1. Producing a play involves more than one person sitting alone in a room feeling overcome and wishing she was outside in the sunshine splashing about in a swimming pool.

2. Producing a play does not get thrown completely off course by websites such as lolcats or youtube or google searches such as "budgie sings Justin Timberlake" or "mime of Natalie Imbruglia song". Searching these things while attempting to write is, however, most dangerous and I advise against it.

3. Producing a play, if you know what you're doing, means lovely/hilarious/interesting people get to spend more time together rehearsing and producing and organising and eating jellybeans which are technically supposed to be props. 

4. One doesn't spend most of the time in one's pyjamas. This is normally a good thing, but rehearsals require an upgrade to tracksuit pants (fake velvet with a fake drawstring) which makes the transition to opening night frock less shocking than it would be if the process was PJs to frock. A situation with which I would not cope.

 

By the way, some of you people are lovely. Thanks for your notes and your generous support and I can't wait to see you next week. Hopefully in my fake velvet trackies. Awesome.  

Amy Sedaris

Man I love Amy Sedaris.

 

Thanks to Fahey for directing me the the new Vanity Fair edition about women in comedy. Check out this video.

 

Amy's the one with the backup plan, pregnant and chugging on a ciggie.

Rehearsals

Sometimes when you're rehearsing, you work over something so much that you find yourself analysing how an actor says the word "the". You find yourself thinking about the possible meanings behind things. You think, wow, maybe this bit connects to that other bit and what's really going on here is a deeper reference to a far more important (yet more subtle) point in relation to the symbolism of this metaphor over here.

 

You know what's particularly interesting about this process in our rehearsals at the moment?

 

I wrote the play.

 

I'm finding double meanings in things I wrote myself. I'm seeing interesting links between things that weren't there when I was writing it.

 

It makes me think that all the kids in my English class were right when we insisted to our teacher that Sylvia Plath "really was writing about mushrooms". Nothing more to it, we reckoned. Not death, not lost love, not complex relationships. Mushrooms.

 

Discuss.

Jump starting a career in idiocy

I am in the Diamond Valley Leader.

That's my home town.

In the photograph, I am jump-starting a gum tree, with jumper leads and (these are the photographer's words) "crazy eyes".

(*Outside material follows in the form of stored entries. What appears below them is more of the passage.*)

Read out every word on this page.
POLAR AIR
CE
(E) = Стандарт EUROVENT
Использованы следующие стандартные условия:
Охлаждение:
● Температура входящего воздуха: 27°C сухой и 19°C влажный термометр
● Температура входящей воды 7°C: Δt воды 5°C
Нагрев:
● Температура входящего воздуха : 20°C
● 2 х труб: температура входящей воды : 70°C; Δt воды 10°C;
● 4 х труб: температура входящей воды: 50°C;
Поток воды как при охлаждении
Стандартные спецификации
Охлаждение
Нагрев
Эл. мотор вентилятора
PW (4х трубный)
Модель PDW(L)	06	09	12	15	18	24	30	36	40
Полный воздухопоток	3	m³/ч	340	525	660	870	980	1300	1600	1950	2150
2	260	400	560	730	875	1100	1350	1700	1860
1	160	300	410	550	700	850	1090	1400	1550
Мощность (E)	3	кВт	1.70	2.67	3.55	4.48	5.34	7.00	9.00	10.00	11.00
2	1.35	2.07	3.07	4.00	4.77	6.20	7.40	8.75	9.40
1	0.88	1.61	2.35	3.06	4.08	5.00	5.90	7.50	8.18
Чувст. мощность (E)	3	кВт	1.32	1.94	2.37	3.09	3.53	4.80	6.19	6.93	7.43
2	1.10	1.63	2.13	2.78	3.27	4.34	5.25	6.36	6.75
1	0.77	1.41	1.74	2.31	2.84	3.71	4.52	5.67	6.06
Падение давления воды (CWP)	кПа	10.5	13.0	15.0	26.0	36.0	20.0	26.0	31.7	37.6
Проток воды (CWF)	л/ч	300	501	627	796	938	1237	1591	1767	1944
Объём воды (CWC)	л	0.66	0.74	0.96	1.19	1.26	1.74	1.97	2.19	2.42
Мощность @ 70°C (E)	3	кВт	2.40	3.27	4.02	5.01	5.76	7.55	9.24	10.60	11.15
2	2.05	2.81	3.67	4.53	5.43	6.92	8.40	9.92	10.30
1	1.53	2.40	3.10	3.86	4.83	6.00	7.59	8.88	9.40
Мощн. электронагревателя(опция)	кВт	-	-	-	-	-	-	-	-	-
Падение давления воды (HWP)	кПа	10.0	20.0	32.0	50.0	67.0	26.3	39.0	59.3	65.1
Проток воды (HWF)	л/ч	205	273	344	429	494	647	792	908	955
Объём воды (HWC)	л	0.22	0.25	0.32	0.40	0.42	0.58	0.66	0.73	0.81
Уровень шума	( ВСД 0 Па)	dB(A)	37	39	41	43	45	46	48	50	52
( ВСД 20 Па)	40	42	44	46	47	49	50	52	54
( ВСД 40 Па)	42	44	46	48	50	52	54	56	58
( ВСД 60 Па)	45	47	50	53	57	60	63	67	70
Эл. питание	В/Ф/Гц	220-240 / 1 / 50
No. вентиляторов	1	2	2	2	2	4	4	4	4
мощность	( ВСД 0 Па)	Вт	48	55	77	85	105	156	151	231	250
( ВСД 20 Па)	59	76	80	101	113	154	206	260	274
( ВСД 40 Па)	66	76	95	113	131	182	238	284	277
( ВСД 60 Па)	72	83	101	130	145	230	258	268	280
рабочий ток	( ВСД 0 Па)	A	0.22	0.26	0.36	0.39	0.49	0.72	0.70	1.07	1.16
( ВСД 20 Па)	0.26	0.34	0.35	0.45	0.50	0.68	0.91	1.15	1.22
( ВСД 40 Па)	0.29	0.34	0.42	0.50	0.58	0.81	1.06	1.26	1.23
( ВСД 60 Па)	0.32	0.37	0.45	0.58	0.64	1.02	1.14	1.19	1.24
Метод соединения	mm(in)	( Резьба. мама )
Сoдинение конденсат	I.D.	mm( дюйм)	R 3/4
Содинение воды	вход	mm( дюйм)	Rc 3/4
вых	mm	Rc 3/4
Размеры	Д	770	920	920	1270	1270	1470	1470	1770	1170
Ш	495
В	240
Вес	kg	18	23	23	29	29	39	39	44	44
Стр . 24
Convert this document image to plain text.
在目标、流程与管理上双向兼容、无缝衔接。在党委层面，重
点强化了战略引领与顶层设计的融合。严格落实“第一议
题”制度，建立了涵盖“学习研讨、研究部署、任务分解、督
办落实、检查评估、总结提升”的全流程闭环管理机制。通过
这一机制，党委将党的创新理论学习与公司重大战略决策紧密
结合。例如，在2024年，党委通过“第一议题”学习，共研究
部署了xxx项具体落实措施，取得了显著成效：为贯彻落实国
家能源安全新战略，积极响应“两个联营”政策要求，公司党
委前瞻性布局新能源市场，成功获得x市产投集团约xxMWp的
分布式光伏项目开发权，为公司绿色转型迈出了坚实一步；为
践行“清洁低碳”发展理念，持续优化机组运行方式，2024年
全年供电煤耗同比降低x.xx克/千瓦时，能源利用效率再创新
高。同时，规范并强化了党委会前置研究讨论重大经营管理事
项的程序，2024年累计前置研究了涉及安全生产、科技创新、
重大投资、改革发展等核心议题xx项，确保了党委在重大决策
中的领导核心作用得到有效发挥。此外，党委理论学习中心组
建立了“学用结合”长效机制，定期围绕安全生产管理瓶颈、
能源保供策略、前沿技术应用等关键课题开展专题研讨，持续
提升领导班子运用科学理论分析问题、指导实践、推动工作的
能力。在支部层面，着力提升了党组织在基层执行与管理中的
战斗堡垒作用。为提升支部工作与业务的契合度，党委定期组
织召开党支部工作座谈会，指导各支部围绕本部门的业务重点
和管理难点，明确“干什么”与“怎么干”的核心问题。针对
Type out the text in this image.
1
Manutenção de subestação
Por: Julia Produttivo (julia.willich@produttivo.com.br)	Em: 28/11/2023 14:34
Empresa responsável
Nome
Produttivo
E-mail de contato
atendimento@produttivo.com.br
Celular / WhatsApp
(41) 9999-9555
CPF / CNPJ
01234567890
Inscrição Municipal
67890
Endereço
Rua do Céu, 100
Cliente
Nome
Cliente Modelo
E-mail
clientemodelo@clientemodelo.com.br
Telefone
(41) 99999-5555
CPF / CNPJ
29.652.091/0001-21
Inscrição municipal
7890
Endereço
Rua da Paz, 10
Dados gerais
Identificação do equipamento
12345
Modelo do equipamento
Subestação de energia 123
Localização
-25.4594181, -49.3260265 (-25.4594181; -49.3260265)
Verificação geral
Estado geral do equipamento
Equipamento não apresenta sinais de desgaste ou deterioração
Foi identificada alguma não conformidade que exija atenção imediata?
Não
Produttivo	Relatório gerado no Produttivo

If you are a Diamond Valley resident who maybe went to school with me or something, please understand that I was not in a serious accident impeding my intellectual or physical abilities, but merely am a victim of the media machine.

While we're at it, why is it that if you're a woman you're instructed by press photographers to "stop looking pretty - we want to see whacky. You're a comedian".

Why can't I be pretty too?

Writing

They say when you write on a laptop you should look away from the screen at particular intervals.

I never do.

So guess what. Someone invented a computer program that tells you when to take breaks! It's great! You install the program, you write for a bit, and then the computer reminds you every now and then to take a short (fifteen second) break, looking away from the screen. It does this by stopping everything you're doing and displaying a picture of a zen-like yoga dude doing a meditation pose. Then what happens is that you get back into your writing and just as you've entered a deeper level of creative consciousness, up comes the image of the zen dude. So you stop what you were doing and look out the window. You think about something else. You get distracted. You remember what you were doing and you go back to your work. Enter new creative zone... zen guy... window gazing... distraction... back to work.

Then it does it for TEN MINUTES WHEN YOU HAVE A DEADLINE AND IT IS ONE IN THE MORNING AND I TELL YOU WHAT, my friends, there is nothing - NOTHING! - more smug than a zen like yoga dude meditating in the middle of an EXTREMELY focussed moment of concentration.

Then - as if mocking me further - zen dude maintains his inner calm as I swear and get annoyed and grow further from my zen ideal towards a mental, frenzied, uncontrollable writer with no discipline.

But anyway. It was a nice thought.

Model Approach to Beauty

Having written the script for our show, Greatness Thrust Upon Them, I am now 100% more fun. Given that during the writing of the script I was probably 300% less fun than, say, wading through pineapple juice with open leg wounds, I am probably still in need of 200% more fun points in oder to render myself social again.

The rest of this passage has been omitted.